Today, Printers Alley draws visitors looking to get off Lower Broadway. They duck into a slit of a road, running from Church to Union Street, staring up at the neon-lit signs between 3rd and 4th Avenue. They enter a nightlife district, passing brick walls and doors for Skull’s Rainbow Room, Bourbon Street Blues & Boogie Bar, Alley Taps, and The Black Rabbit (located in Bankers Alley, but often lumped into Printers Alley).
General Info
Address: 220 Printers Alley, Nashville, TN 37201
Step Into Honky Tonk Highway

I sit on the rooftop of Acme Feed & Seed. For fifty-plus years, this building, on the corner of Broadway, was a farm supply store. The smells of hay, compost, and puppy chow [source] have long been replaced by the scents of fried chicken and smoked beef. Local artists perform weekly in the first-floor dining room, part of Acme Feed & Seed’s all-ages spin on downtown shenanigans.
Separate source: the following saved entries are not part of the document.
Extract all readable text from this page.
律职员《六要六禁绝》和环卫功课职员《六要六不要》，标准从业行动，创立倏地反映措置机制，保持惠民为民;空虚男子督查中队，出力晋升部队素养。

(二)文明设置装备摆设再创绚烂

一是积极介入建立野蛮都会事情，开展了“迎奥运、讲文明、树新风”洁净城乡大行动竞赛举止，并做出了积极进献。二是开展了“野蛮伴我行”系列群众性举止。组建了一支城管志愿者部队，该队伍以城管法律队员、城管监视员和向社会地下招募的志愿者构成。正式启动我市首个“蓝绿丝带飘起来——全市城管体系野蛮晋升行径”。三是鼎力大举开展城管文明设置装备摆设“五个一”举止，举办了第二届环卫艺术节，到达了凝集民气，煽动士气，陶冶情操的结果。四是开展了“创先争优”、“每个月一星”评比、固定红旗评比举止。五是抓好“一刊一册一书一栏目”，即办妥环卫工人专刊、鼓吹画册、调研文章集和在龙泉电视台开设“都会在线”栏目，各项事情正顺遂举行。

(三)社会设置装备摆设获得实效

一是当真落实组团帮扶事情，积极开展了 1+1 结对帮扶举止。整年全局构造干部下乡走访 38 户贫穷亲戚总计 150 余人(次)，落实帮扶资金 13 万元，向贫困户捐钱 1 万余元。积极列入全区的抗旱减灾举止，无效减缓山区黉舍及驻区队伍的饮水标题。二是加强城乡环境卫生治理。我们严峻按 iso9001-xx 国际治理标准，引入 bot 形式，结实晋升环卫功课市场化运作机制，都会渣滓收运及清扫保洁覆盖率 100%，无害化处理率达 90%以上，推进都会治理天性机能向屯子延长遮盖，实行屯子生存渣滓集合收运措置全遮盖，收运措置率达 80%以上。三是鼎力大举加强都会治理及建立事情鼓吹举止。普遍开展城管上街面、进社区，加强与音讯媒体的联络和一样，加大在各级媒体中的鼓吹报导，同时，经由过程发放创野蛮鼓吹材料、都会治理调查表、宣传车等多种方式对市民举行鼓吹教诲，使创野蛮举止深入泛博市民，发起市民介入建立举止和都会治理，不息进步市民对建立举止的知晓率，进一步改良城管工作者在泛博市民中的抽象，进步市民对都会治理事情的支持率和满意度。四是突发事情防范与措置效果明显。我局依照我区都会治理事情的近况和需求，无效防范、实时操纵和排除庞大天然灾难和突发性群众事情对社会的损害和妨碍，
Honky Tonk Highway is Nashville’s party stretch. Tourists, donned in newly-purchased cowboy hats, crawl into honky tonks, dance, and drink (until the early hours of the morning). Dimlit, cover-charge-free, country-themed bars, managed by hospitality groups, name-drop celebrity partners. Bachelorette groups sip shots of beer, belly laugh, and whoop (I admire their energy, and sometimes think: I’ll have what they’re having).
But Acme Feed & Seed’s relaxed, open-air rooftop is where my inner bookworm feels the most comfy meeting up with friends hankering for a night out on Broadway. I look at the views (Nissan Stadium, Cumberland River, The Batman Building), open a can of Better Than Booze (the paloma mocktail flavor), and share my honky tonk picks (Robert’s Western World, Layla’s) before sunset.
General Info
Address: 101 Broadway, Nashville, TN 37201

Did you find this Nashville nightlife guide helpful? What are your favorite things to do in Nashville at night? Let me know in the comments below!
I have yet to stop anywhere in Tennessee but it’s one of my favorite states to drive through (which sounds ridiculous!). In the Summer it’s lush and green and in the Fall the colors are stunning 🙂 Maybe soon one of our road trips will allow for a pit stop!
I know just what you mean! I love driving through Tennessee as well! Everytime, I need to get from Texas to the East Coast (or vice versa), I look forward to passing through the state. The scenery is gorgeous year-round! xx – Anshula
I’ve tried Prince before. I didn’t know there was an XXX hot on the menu.